Oft jagen wir dem „Perfekten“ hinterher, weil wir glauben, dass uns das immer besser macht. Aber ist das wirklich so? Ein Kunstlehrer führte ein Experiment durch, bei dem er seine Klasse in zwei Gruppen aufteilte. Die eine sollte den perfekten Tontopf töpfern, die andere so viele Tontöpfe wie möglich. Interessanterweise schnitt die Gruppe, die sich auf die Quantität konzentrierte, nicht nur besser ab, sondern übertraf sogar die Qualität der Töpfe der anderen Gruppe.

Das Geheimnis? Kunst bedeutet, Fehler zu machen und von vorne anzufangen. Während die einen über das Aussehen des perfekten Tontopfs philosophierten, gingen die anderen einfach los, machten Fehler, verbesserten sich und kamen so zu ihrem „perfekten“ Tontopf. Also, wenn du gerade vor deinem unvollendeten Werk stehst und darüber nachdenkst, es zum fünften Mal zu überarbeiten, denk an dieses Experiment.

Trau dich, schlechte Kunst zu schaffen

Jedes kreative Werk ist voller Herzblut. Du willst, dass es gut wird und du willst nicht von vorne anfangen. Aber erlaube dir, jeden Song zweimal zu schreiben. Behalte, was gut funktioniert, und streiche, was nicht gut ankommt.
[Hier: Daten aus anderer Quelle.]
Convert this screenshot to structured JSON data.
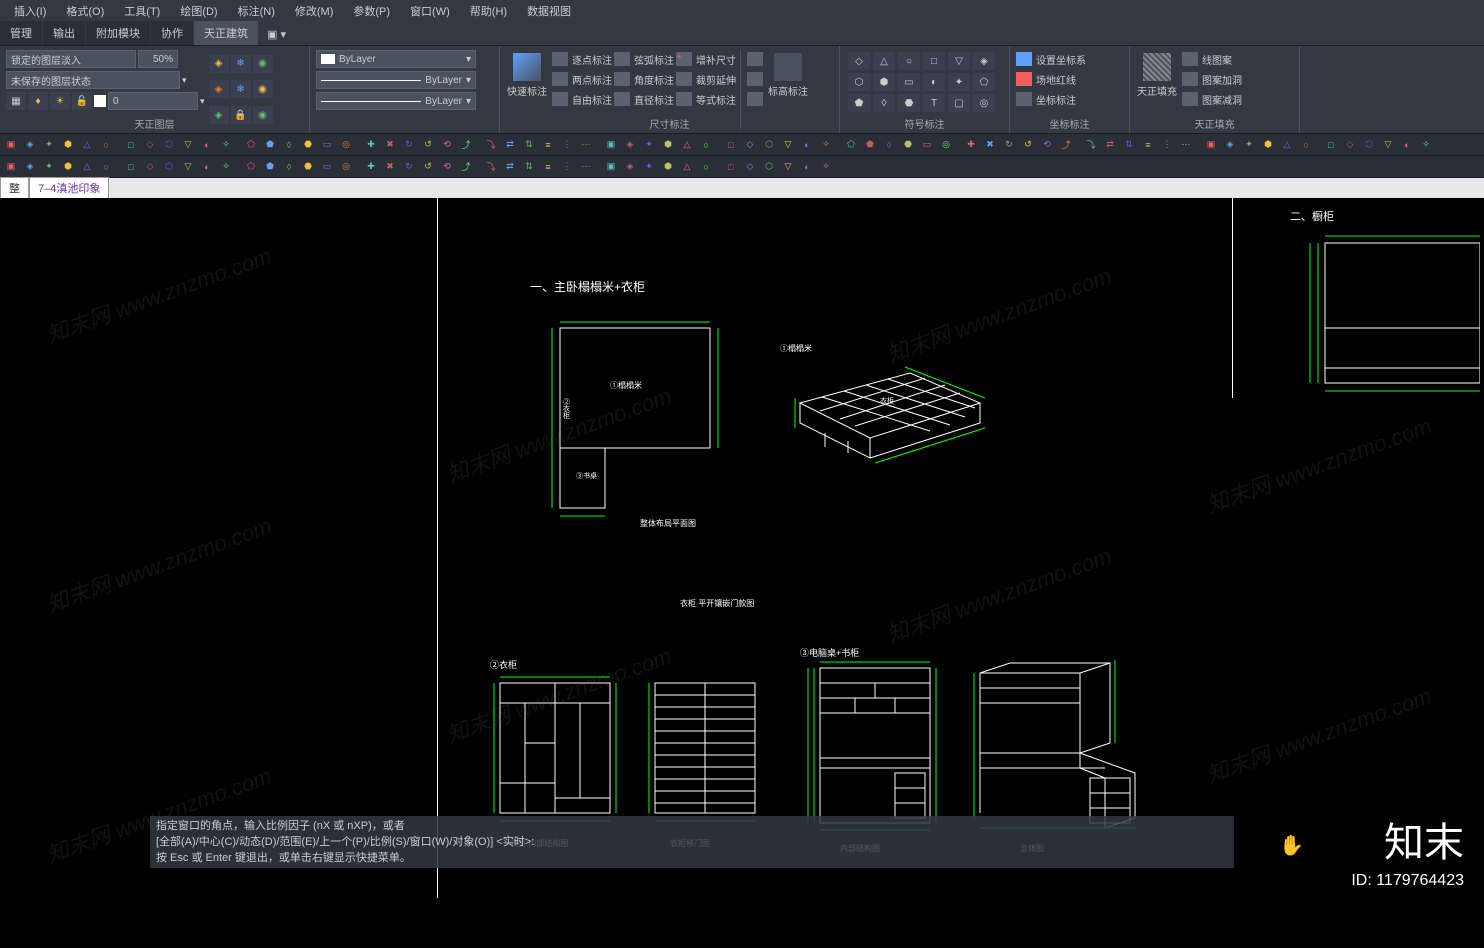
{
  "colors": {
    "ribbon_bg": "#333842",
    "panel_border": "#4a5260",
    "input_bg": "#4a5260",
    "canvas_bg": "#000000",
    "drawing_line": "#ffffff",
    "dimension": "#00ff00",
    "filetab_bg": "#e8e8e8",
    "filetab_text": "#7030a0",
    "cmd_bg": "rgba(50,55,65,0.85)"
  },
  "menubar": [
    "插入(I)",
    "格式(O)",
    "工具(T)",
    "绘图(D)",
    "标注(N)",
    "修改(M)",
    "参数(P)",
    "窗口(W)",
    "帮助(H)",
    "数据视图"
  ],
  "tabs": {
    "items": [
      "管理",
      "输出",
      "附加模块",
      "协作",
      "天正建筑"
    ],
    "active_index": 4
  },
  "ribbon": {
    "layer_panel": {
      "title": "天正图层",
      "lock_input": "锁定的图层淡入",
      "percent": "50%",
      "state": "未保存的图层状态",
      "current": "0",
      "icon_colors": [
        "#f0c040",
        "#60a0ff",
        "#f06060",
        "#60c060",
        "#f08030",
        "#a060f0"
      ]
    },
    "props_panel": {
      "bylayer": "ByLayer",
      "swatch": "#ffffff"
    },
    "dim_panel": {
      "title": "尺寸标注",
      "quick": "快速标注",
      "cmds": [
        [
          "逐点标注",
          "弦弧标注",
          "增补尺寸"
        ],
        [
          "两点标注",
          "角度标注",
          "裁剪延伸"
        ],
        [
          "自由标注",
          "直径标注",
          "等式标注"
        ]
      ],
      "elevation": "标高标注"
    },
    "symbol_panel": {
      "title": "符号标注"
    },
    "coord_panel": {
      "title": "坐标标注",
      "cmds": [
        "设置坐标系",
        "场地红线",
        "坐标标注"
      ]
    },
    "fill_panel": {
      "title": "天正填充",
      "btn": "天正填充",
      "cmds": [
        "线图案",
        "图案加洞",
        "图案减洞"
      ]
    }
  },
  "toolbar_colors": [
    "#f06060",
    "#60a0ff",
    "#60c060",
    "#f0c040",
    "#a060f0",
    "#f08030",
    "#60c0c0",
    "#c06060",
    "#6060f0",
    "#c0c060",
    "#f060c0",
    "#60f060"
  ],
  "filetabs": [
    "整",
    "7–4滇池印象"
  ],
  "drawing": {
    "section1_title": "一、主卧榻榻米+衣柜",
    "section2_title": "二、橱柜",
    "labels": {
      "tatami_iso": "①榻榻米",
      "tatami_plan": "①榻榻米",
      "wardrobe_side": "②衣柜",
      "layout_caption": "整体布局平面图",
      "wardrobe_caption": "衣柜 平开镶嵌门款图",
      "wardrobe2": "②衣柜",
      "desk_label": "③电脑桌+书柜",
      "cap1": "衣柜 内部结构图",
      "cap2": "衣柜移门图",
      "cap3": "内部结构图",
      "cap4": "立体图",
      "ygui": "衣柜"
    }
  },
  "cmdline": [
    "指定窗口的角点，输入比例因子 (nX 或 nXP)，或者",
    "[全部(A)/中心(C)/动态(D)/范围(E)/上一个(P)/比例(S)/窗口(W)/对象(O)] <实时>:",
    "按 Esc 或 Enter 键退出，或单击右键显示快捷菜单。"
  ],
  "logo": "知末",
  "id": "ID: 1179764423",
  "watermark": "知末网 www.znzmo.com"
}
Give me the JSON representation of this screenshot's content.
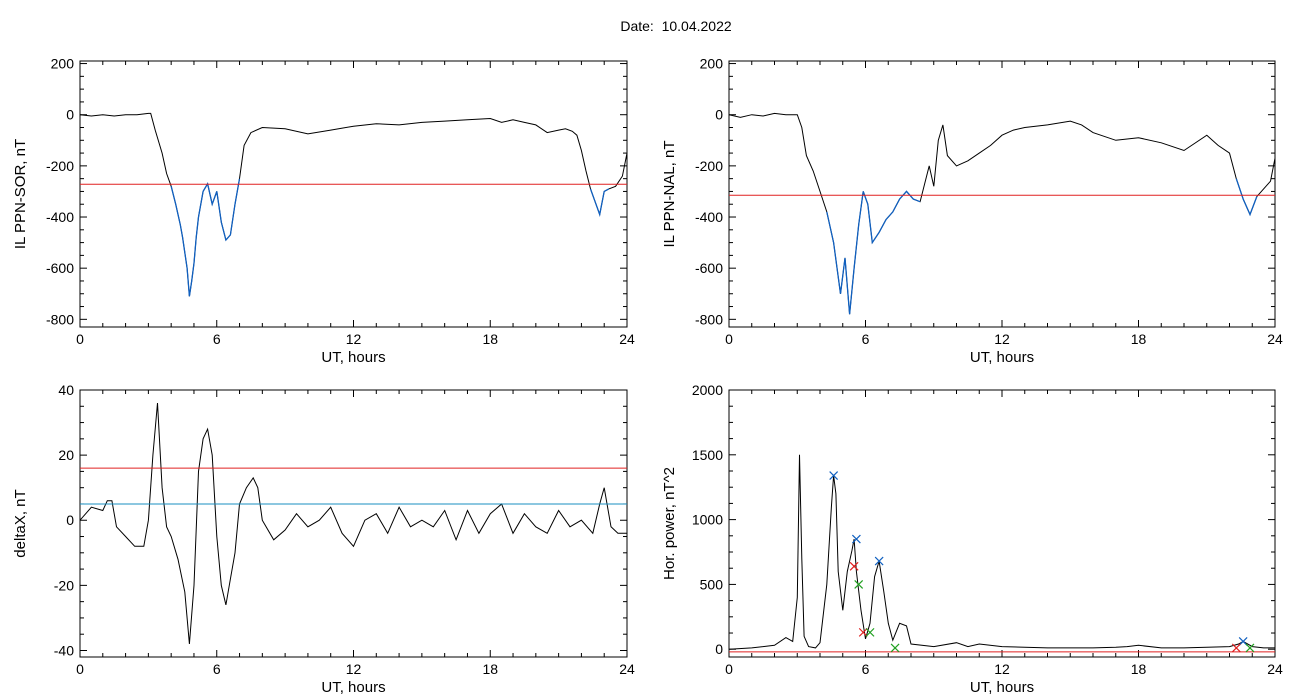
{
  "header": {
    "date_label": "Date:  10.04.2022"
  },
  "colors": {
    "trace": "#000000",
    "threshold": "#e02020",
    "highlight": "#1060c0",
    "reference": "#1a8fc0",
    "marker_red": "#e02020",
    "marker_green": "#20a020"
  },
  "chart_data": [
    {
      "type": "line",
      "title": "",
      "xlabel": "UT, hours",
      "ylabel": "IL PPN-SOR, nT",
      "xlim": [
        0,
        24
      ],
      "ylim": [
        -830,
        210
      ],
      "xticks": [
        0,
        6,
        12,
        18,
        24
      ],
      "xtick_labels": [
        "0",
        "6",
        "12",
        "18",
        "24"
      ],
      "yticks": [
        200,
        0,
        -200,
        -400,
        -600,
        -800
      ],
      "ytick_labels": [
        "200",
        "0",
        "-200",
        "-400",
        "-600",
        "-800"
      ],
      "threshold": -272,
      "highlight_ranges": [
        [
          4.0,
          7.0
        ],
        [
          22.3,
          23.3
        ]
      ],
      "series": [
        {
          "x": [
            0,
            0.5,
            1,
            1.5,
            2,
            2.5,
            3,
            3.1,
            3.3,
            3.6,
            3.8,
            4.0,
            4.2,
            4.4,
            4.5,
            4.7,
            4.8,
            4.9,
            5.0,
            5.1,
            5.2,
            5.4,
            5.6,
            5.8,
            6.0,
            6.2,
            6.4,
            6.6,
            6.8,
            7.0,
            7.2,
            7.5,
            8,
            9,
            10,
            11,
            12,
            13,
            14,
            15,
            16,
            17,
            18,
            18.5,
            19,
            19.5,
            20,
            20.5,
            21,
            21.3,
            21.6,
            21.8,
            22.0,
            22.2,
            22.4,
            22.6,
            22.8,
            23.0,
            23.2,
            23.5,
            23.8,
            24
          ],
          "values": [
            0,
            -5,
            0,
            -5,
            0,
            0,
            5,
            5,
            -60,
            -150,
            -230,
            -280,
            -350,
            -430,
            -480,
            -600,
            -710,
            -650,
            -580,
            -480,
            -400,
            -300,
            -270,
            -350,
            -300,
            -420,
            -490,
            -470,
            -350,
            -250,
            -120,
            -70,
            -50,
            -55,
            -75,
            -60,
            -45,
            -35,
            -40,
            -30,
            -25,
            -20,
            -15,
            -30,
            -20,
            -30,
            -40,
            -70,
            -60,
            -55,
            -65,
            -80,
            -140,
            -220,
            -290,
            -340,
            -390,
            -300,
            -290,
            -280,
            -240,
            -150
          ]
        }
      ]
    },
    {
      "type": "line",
      "title": "",
      "xlabel": "UT, hours",
      "ylabel": "IL PPN-NAL, nT",
      "xlim": [
        0,
        24
      ],
      "ylim": [
        -830,
        210
      ],
      "xticks": [
        0,
        6,
        12,
        18,
        24
      ],
      "xtick_labels": [
        "0",
        "6",
        "12",
        "18",
        "24"
      ],
      "yticks": [
        200,
        0,
        -200,
        -400,
        -600,
        -800
      ],
      "ytick_labels": [
        "200",
        "0",
        "-200",
        "-400",
        "-600",
        "-800"
      ],
      "threshold": -315,
      "highlight_ranges": [
        [
          4.2,
          8.5
        ],
        [
          22.3,
          23.3
        ]
      ],
      "series": [
        {
          "x": [
            0,
            0.5,
            1,
            1.5,
            2,
            2.5,
            3,
            3.2,
            3.4,
            3.7,
            4.0,
            4.3,
            4.6,
            4.9,
            5.1,
            5.3,
            5.5,
            5.7,
            5.9,
            6.1,
            6.3,
            6.6,
            6.9,
            7.2,
            7.5,
            7.8,
            8.1,
            8.4,
            8.8,
            9.0,
            9.2,
            9.4,
            9.6,
            10,
            10.5,
            11,
            11.5,
            12,
            12.5,
            13,
            14,
            15,
            15.5,
            16,
            17,
            18,
            19,
            20,
            21,
            21.5,
            22,
            22.3,
            22.6,
            22.9,
            23.2,
            23.5,
            23.8,
            24
          ],
          "values": [
            0,
            -10,
            0,
            -5,
            5,
            0,
            0,
            -50,
            -160,
            -220,
            -300,
            -380,
            -500,
            -700,
            -560,
            -780,
            -600,
            -430,
            -300,
            -350,
            -500,
            -460,
            -410,
            -380,
            -330,
            -300,
            -330,
            -340,
            -200,
            -280,
            -100,
            -40,
            -160,
            -200,
            -180,
            -150,
            -120,
            -80,
            -60,
            -50,
            -40,
            -25,
            -40,
            -70,
            -100,
            -90,
            -110,
            -140,
            -80,
            -120,
            -150,
            -250,
            -330,
            -390,
            -320,
            -290,
            -260,
            -170
          ]
        }
      ]
    },
    {
      "type": "line",
      "title": "",
      "xlabel": "UT, hours",
      "ylabel": "deltaX, nT",
      "xlim": [
        0,
        24
      ],
      "ylim": [
        -42,
        40
      ],
      "xticks": [
        0,
        6,
        12,
        18,
        24
      ],
      "xtick_labels": [
        "0",
        "6",
        "12",
        "18",
        "24"
      ],
      "yticks": [
        40,
        20,
        0,
        -20,
        -40
      ],
      "ytick_labels": [
        "40",
        "20",
        "0",
        "-20",
        "-40"
      ],
      "threshold": 16,
      "reference": 5,
      "series": [
        {
          "x": [
            0,
            0.5,
            1,
            1.2,
            1.4,
            1.6,
            2.0,
            2.4,
            2.8,
            3.0,
            3.2,
            3.4,
            3.6,
            3.8,
            4.0,
            4.3,
            4.6,
            4.8,
            5.0,
            5.2,
            5.4,
            5.6,
            5.8,
            6.0,
            6.2,
            6.4,
            6.6,
            6.8,
            7.0,
            7.3,
            7.6,
            7.8,
            8.0,
            8.5,
            9.0,
            9.5,
            10,
            10.5,
            11,
            11.5,
            12,
            12.5,
            13,
            13.5,
            14,
            14.5,
            15,
            15.5,
            16,
            16.5,
            17,
            17.5,
            18,
            18.5,
            19,
            19.5,
            20,
            20.5,
            21,
            21.5,
            22,
            22.5,
            22.8,
            23.0,
            23.3,
            23.6,
            24
          ],
          "values": [
            0,
            4,
            3,
            6,
            6,
            -2,
            -5,
            -8,
            -8,
            0,
            20,
            36,
            10,
            -2,
            -5,
            -12,
            -22,
            -38,
            -20,
            15,
            25,
            28,
            20,
            -5,
            -20,
            -26,
            -18,
            -10,
            5,
            10,
            13,
            10,
            0,
            -6,
            -3,
            2,
            -2,
            0,
            4,
            -4,
            -8,
            0,
            2,
            -4,
            4,
            -2,
            0,
            -2,
            3,
            -6,
            3,
            -4,
            2,
            5,
            -4,
            2,
            -2,
            -4,
            3,
            -2,
            0,
            -4,
            5,
            10,
            -2,
            -4,
            -4
          ]
        }
      ]
    },
    {
      "type": "line",
      "title": "",
      "xlabel": "UT, hours",
      "ylabel": "Hor. power, nT^2",
      "xlim": [
        0,
        24
      ],
      "ylim": [
        -60,
        2000
      ],
      "xticks": [
        0,
        6,
        12,
        18,
        24
      ],
      "xtick_labels": [
        "0",
        "6",
        "12",
        "18",
        "24"
      ],
      "yticks": [
        2000,
        1500,
        1000,
        500,
        0
      ],
      "ytick_labels": [
        "2000",
        "1500",
        "1000",
        "500",
        "0"
      ],
      "threshold": -20,
      "series": [
        {
          "x": [
            0,
            1,
            2,
            2.5,
            2.8,
            3.0,
            3.1,
            3.2,
            3.3,
            3.5,
            3.8,
            4.0,
            4.3,
            4.5,
            4.6,
            4.7,
            4.8,
            5.0,
            5.2,
            5.4,
            5.5,
            5.6,
            5.8,
            6.0,
            6.2,
            6.4,
            6.6,
            6.8,
            7.0,
            7.2,
            7.5,
            7.8,
            8.0,
            9,
            10,
            10.5,
            11,
            12,
            13,
            14,
            15,
            16,
            17,
            17.5,
            18,
            19,
            20,
            21,
            22,
            22.4,
            22.6,
            23,
            23.5,
            24
          ],
          "values": [
            0,
            10,
            30,
            90,
            60,
            400,
            1500,
            700,
            100,
            20,
            10,
            50,
            500,
            1100,
            1340,
            1200,
            600,
            300,
            600,
            760,
            850,
            600,
            300,
            80,
            200,
            560,
            680,
            450,
            200,
            70,
            200,
            180,
            40,
            20,
            50,
            20,
            40,
            20,
            15,
            10,
            10,
            10,
            15,
            20,
            30,
            10,
            10,
            15,
            20,
            40,
            60,
            20,
            10,
            10
          ]
        }
      ],
      "markers": {
        "blue": [
          [
            4.6,
            1340
          ],
          [
            5.6,
            850
          ],
          [
            6.6,
            680
          ],
          [
            22.6,
            60
          ]
        ],
        "red": [
          [
            5.5,
            640
          ],
          [
            5.9,
            130
          ],
          [
            22.3,
            10
          ]
        ],
        "green": [
          [
            5.7,
            500
          ],
          [
            6.2,
            130
          ],
          [
            7.3,
            10
          ],
          [
            22.9,
            10
          ]
        ]
      }
    }
  ]
}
Versuche sogar einmal, absichtlich etwas Schlechtes zu schaffen. Es kann Spaß machen und es unterstreicht einen Punkt, den John Mayer einmal gemacht hat: Du könntest eine Idee haben, die du im ersten Moment nicht gut findest, nur um Monate später zurückzukommen und festzustellen, dass sie eigentlich genial ist.

Spotify Streams sind nicht alles

Social Media lässt uns oft denken, dass wir nicht erfolgreich sind, wenn wir nicht Tausende von Aufrufen oder Likes haben. Aber am Ende sind das nur Zahlen. Songs leben davon, aufgeführt zu werden. Alle Selbstzweifel sind vergessen, wenn du deinen Song auf einer Bühne spielst und dafür Applaus bekommst. Auch wenn nur fünf Leute da sind und applaudieren, hast du in diesem Moment das Leben von fünf Menschen verändert.

Vergiss also die Jagd nach viralen Hits und konzentriere dich stattdessen darauf, Menschen in der Realität zu berühren. Spiele auf Open Stages, lass deinen Song im Applaus baden und du wirst feststellen, dass du etwas hast, das 99% deines Publikums nicht hat: Mut, Kreativität, Authentizität und Stolz. Erobere die

Fazit

In deiner kreativen Reise kann es zu Selbstzweifeln und Ängsten kommen, aber lass sie dich nicht von deinem Weg abbringen. Die Perfektion, die du anstrebst, liegt weniger im fertigen Produkt, sondern vielmehr in deinem persönlichen Wachstumsprozess und der Bereitschaft, Fehler zu machen und daraus zu lernen. Erlaube dir, auch mal schlechte Kunst zu schaffen, denn auch diese hat ihren Wert und kann zu erstaunlichen Einsichten führen. Und vergiss nicht, dass der wahre Erfolg deiner Kunst nicht in den Zahlen auf den Social-Media-Plattformen liegt, sondern in den Herzen der Menschen, die du berührst. Wage es, auf die Bühne zu treten und die Menschen mit deiner Kunst zu berühren, einen nach dem anderen. Denn am Ende ist es der Mut, die Kreativität, die Authentizität und der Stolz, die dich als Künstler auszeichnen und dein Publikum wirklich bewegen werden.